Dass gegen die faktische Weigerung des Verwaltungsgerichts, dem Antrag des Klägers auf Einleitung eines in-camera-Verfahren zu folgen und gemäß § 99 Abs. 2 Satz 4 VwGO die Hauptsacheakten an den Fachsenat nach § 189 VwGO abzugeben, keine unmittelbare Beschwerde möglich ist, verstößt nicht gegen die in Art. 19 Abs. 4 Satz 1 GG enthaltene Garantie eines effektiven gerichtlichen Rechtsschutzes. Denn das Recht der Verfahrensbeteiligten, mit einem Antrag nach § 99 Abs. 2 Satz 1 VwGO die Rechtmäßigkeit der „Verweigerung der Vorlage“ überprüfen zu lassen, setzt zwingend voraus, dass das Verwaltungsgericht die Entscheidungserheblichkeit der betreffenden Akten zuvor im Wege eines förmlichen Beschlusses bejaht hat (BVerwG, B. v. 12.1.2006 – 20 F 12/04 – BVerwGE 125, 40 Rn. 8 ff. m. w. N.). Das gilt auch in Fällen, in denen die betreffenden Akten selbst Gegenstand des Informationsverlangens sind (vgl. BVerwG, B. v. 8.5.2013 – 20 F 14/12 – juris Rn. 7). Kein Beteiligter kann demnach eine Entscheidung des Oberverwaltungsgerichts über die Berechtigung der Vorlageverweigerung erreichen, wenn das Verwaltungsgericht die Akten für entbehrlich gehalten und daher nicht angefordert hat (vgl. SaarlOVG, B. v. 21.6.2002 – 8 N 1/02 – NVwZ 2003, 367 m. w. N.). In einer solchen Prozesssituation ist ein Antrag nach § 99 Abs. 2 Satz 1 VwGO unzulässig. Selbst wenn ein (Beweis-)Antrag auf Beiziehung bestimmter Akten förmlich abgelehnt worden ist, kann diese Entscheidung des Gerichts nicht mit einer gesonderten Beschwerde, sondern nur im Rahmen eines Rechtsmittels gegen die in der Hauptsache ergehende Entscheidung angegriffen werden (vgl. OVG RhPf, B. v. 9.2.2004 – 13 F 10260/04 – NVwZ 2004, 756 m. w. N.).

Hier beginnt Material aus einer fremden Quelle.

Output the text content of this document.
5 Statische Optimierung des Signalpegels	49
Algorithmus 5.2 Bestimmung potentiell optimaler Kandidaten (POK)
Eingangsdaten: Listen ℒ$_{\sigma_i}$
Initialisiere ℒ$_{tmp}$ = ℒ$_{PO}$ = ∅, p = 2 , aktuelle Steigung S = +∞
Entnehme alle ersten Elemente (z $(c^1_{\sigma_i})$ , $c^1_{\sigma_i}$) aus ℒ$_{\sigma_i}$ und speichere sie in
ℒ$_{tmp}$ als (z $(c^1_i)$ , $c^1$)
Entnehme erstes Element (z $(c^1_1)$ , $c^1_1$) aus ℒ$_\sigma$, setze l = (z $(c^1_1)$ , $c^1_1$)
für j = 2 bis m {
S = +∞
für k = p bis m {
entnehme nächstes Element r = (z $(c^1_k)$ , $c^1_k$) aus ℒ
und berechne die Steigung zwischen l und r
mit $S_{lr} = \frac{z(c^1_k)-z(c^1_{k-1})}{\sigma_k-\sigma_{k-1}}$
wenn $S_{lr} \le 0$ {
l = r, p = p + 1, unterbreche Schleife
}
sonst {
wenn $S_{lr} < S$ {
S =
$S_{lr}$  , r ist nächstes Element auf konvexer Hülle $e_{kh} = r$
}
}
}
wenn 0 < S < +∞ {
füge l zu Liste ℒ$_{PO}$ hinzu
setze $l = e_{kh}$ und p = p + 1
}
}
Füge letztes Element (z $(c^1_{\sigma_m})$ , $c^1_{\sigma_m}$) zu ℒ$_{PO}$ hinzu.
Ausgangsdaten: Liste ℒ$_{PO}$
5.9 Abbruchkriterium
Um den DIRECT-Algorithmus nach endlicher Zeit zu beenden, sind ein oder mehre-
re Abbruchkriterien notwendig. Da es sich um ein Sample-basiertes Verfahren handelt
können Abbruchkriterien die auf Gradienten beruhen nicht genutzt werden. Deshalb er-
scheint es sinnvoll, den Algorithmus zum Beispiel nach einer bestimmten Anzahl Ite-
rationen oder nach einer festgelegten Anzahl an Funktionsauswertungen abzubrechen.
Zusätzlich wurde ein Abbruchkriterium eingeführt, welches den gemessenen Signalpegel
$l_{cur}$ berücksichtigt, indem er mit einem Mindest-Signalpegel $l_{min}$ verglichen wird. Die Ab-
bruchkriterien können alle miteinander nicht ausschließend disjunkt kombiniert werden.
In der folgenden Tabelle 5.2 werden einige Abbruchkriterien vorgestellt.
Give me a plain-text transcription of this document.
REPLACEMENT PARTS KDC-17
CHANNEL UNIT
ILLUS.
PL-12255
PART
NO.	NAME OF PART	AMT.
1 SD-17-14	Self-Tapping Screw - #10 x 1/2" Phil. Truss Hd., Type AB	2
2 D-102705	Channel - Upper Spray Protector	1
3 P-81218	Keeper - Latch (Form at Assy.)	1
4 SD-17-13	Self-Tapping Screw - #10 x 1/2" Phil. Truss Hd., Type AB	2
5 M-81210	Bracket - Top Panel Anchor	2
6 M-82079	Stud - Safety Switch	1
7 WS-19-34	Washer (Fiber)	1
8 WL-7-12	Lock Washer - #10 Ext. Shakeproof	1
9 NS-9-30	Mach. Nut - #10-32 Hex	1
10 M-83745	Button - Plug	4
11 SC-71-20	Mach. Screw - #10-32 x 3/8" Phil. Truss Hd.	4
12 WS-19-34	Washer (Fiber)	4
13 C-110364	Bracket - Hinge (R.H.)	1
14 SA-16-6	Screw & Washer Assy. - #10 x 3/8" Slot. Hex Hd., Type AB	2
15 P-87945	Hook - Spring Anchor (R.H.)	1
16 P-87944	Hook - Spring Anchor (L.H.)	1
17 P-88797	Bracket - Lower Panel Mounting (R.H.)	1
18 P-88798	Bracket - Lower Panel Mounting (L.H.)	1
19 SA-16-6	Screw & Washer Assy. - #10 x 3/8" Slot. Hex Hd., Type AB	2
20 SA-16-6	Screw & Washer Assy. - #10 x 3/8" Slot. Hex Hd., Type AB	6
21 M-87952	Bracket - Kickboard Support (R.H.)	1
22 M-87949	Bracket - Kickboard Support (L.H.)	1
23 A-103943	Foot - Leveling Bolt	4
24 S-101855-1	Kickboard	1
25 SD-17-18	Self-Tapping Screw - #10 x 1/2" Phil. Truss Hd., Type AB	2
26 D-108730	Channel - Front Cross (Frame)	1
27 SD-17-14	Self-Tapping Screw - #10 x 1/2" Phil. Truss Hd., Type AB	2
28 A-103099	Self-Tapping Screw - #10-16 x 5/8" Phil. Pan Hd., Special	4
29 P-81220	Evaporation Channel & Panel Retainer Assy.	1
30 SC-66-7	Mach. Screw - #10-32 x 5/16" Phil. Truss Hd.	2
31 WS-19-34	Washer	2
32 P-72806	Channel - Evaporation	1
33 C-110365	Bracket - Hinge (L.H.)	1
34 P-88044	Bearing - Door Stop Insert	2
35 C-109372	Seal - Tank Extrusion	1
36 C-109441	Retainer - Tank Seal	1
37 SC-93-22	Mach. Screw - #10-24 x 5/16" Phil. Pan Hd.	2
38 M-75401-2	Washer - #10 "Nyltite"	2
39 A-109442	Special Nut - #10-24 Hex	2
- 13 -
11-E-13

2. Die Kostenentscheidung beruht auf § 154 Abs. 2 VwGO. Einer Streitwertfestsetzung bedarf es nicht, da bei Verwerfung von im Kostenverzeichnis Anlage 1 zum Gerichtskostengesetz nicht besonders aufgeführten Beschwerden nach der dortigen Nr. 5502 eine Festgebühr von 60,00 Euro anfällt.
Dieser Beschluss ist unanfechtbar (§ 152 Abs. 1 VwGO).